The WhatsApp security flaw was revealed in a comprehensive study conducted by Paul Rösler, Christian Mainka, and Jörg Schwenk from Germany’s Ruhr-University Bochum. The paper was released at the recent Real World Crypto security conference in Switzerland.
WhatsApp, a Facebook-owned messaging software, is one of the widely used communication apps with around a billion users worldwide.
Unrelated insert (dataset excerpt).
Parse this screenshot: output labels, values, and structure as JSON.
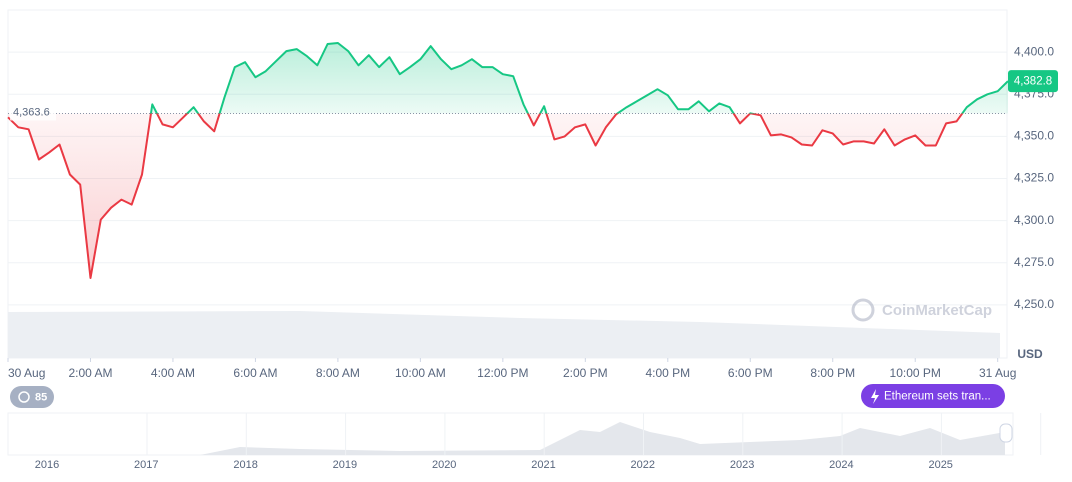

It introduced end-to-end encryption, which is also applied to its group chat feature, but the researchers claimed to have found a couple of weaknesses despite this security measure.
In the paper, it was mentioned that the discovered WhatsApp group chat vulnerabilities could allow an attacker “to burgle into a group” and “forge acknowledgments.”
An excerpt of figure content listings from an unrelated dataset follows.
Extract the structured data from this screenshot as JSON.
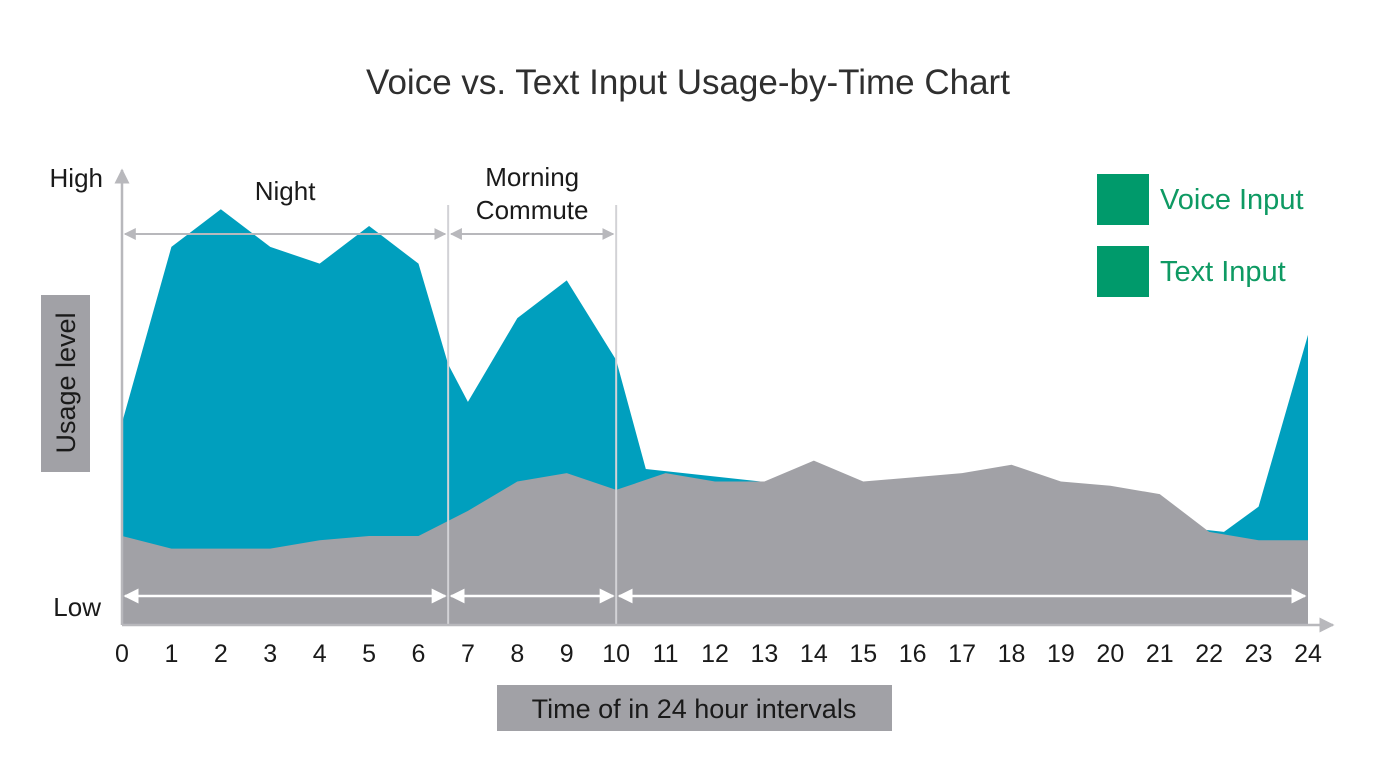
{
  "chart_data": {
    "type": "area",
    "title": "Voice vs. Text Input Usage-by-Time Chart",
    "xlabel": "Time of in 24 hour intervals",
    "ylabel": "Usage level",
    "y_ticks": {
      "high": "High",
      "low": "Low"
    },
    "x_ticks": [
      "0",
      "1",
      "2",
      "3",
      "4",
      "5",
      "6",
      "7",
      "8",
      "9",
      "10",
      "11",
      "12",
      "13",
      "14",
      "15",
      "16",
      "17",
      "18",
      "19",
      "20",
      "21",
      "22",
      "23",
      "24"
    ],
    "xlim": [
      0,
      24
    ],
    "ylim": [
      0,
      100
    ],
    "series": [
      {
        "name": "Voice Input",
        "color": "#009fbe",
        "x": [
          0,
          1,
          2,
          3,
          4,
          5,
          6,
          6.6,
          7,
          8,
          9,
          10,
          10.6,
          22.3,
          23,
          24
        ],
        "values": [
          48,
          90,
          99,
          90,
          86,
          95,
          86,
          62,
          53,
          73,
          82,
          63,
          37,
          22,
          28,
          69
        ]
      },
      {
        "name": "Text Input",
        "color": "#a1a1a6",
        "x": [
          0,
          1,
          2,
          3,
          4,
          5,
          6,
          7,
          8,
          9,
          10,
          11,
          12,
          13,
          14,
          15,
          16,
          17,
          18,
          19,
          20,
          21,
          22,
          23,
          24
        ],
        "values": [
          21,
          18,
          18,
          18,
          20,
          21,
          21,
          27,
          34,
          36,
          32,
          36,
          34,
          34,
          39,
          34,
          35,
          36,
          38,
          34,
          33,
          31,
          22,
          20,
          20
        ]
      }
    ],
    "legend": {
      "position": "top-right",
      "items": [
        {
          "label": "Voice Input",
          "swatch_color": "#009a6b",
          "text_color": "#0e9a63"
        },
        {
          "label": "Text Input",
          "swatch_color": "#009a6b",
          "text_color": "#0e9a63"
        }
      ]
    },
    "annotations": {
      "periods": [
        {
          "label_lines": [
            "Night"
          ],
          "start": 0,
          "end": 6.6
        },
        {
          "label_lines": [
            "Morning",
            "Commute"
          ],
          "start": 6.6,
          "end": 10
        }
      ],
      "period_dividers": [
        6.6,
        10
      ],
      "bottom_ranges": [
        [
          0,
          6.6
        ],
        [
          6.6,
          10
        ],
        [
          10,
          24
        ]
      ]
    },
    "grid": false
  }
}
An attacker could reportedly tinker with WhatsApp’s group protocol and rig messages from the server so they would “become a member of the group or add other users to the group without any interaction of the other users.”
Ultimately, the researchers claimed that the vulnerability could let an attacker who had access to the WhatsApp’s server to “break the transport layer security” and “take full control over a group” without the need for a confirmation from an administrator.
Once the WhatsApp server has been compromised, attackers can reportedly “reorder and drop messages in the group” or “read their content first and decide in which order they are delivered to the members.”
The company’s Chief Security Officer, Alex Stamos, reacted to the study through a series of social media posts on Twitter.
WIRED was one of the publications that reported on the research paper. Stamos shared this report on Twitter and commented: “Read the Wired article today about WhatsApp – scary headline! But there is no a secret way into WhatsApp groups chats.”
Stamos also mentioned in a number of follow-up posts that they had already studied the research “carefully” and explained that if an unauthorized person attacked following the researchers’ experiment, it “would necessitate a change to the way WhatsApp provides a popular feature called group invite links.”
“The content of messages sent in WhatsApp groups remain protected by end-to-end encryption,” Stamos added.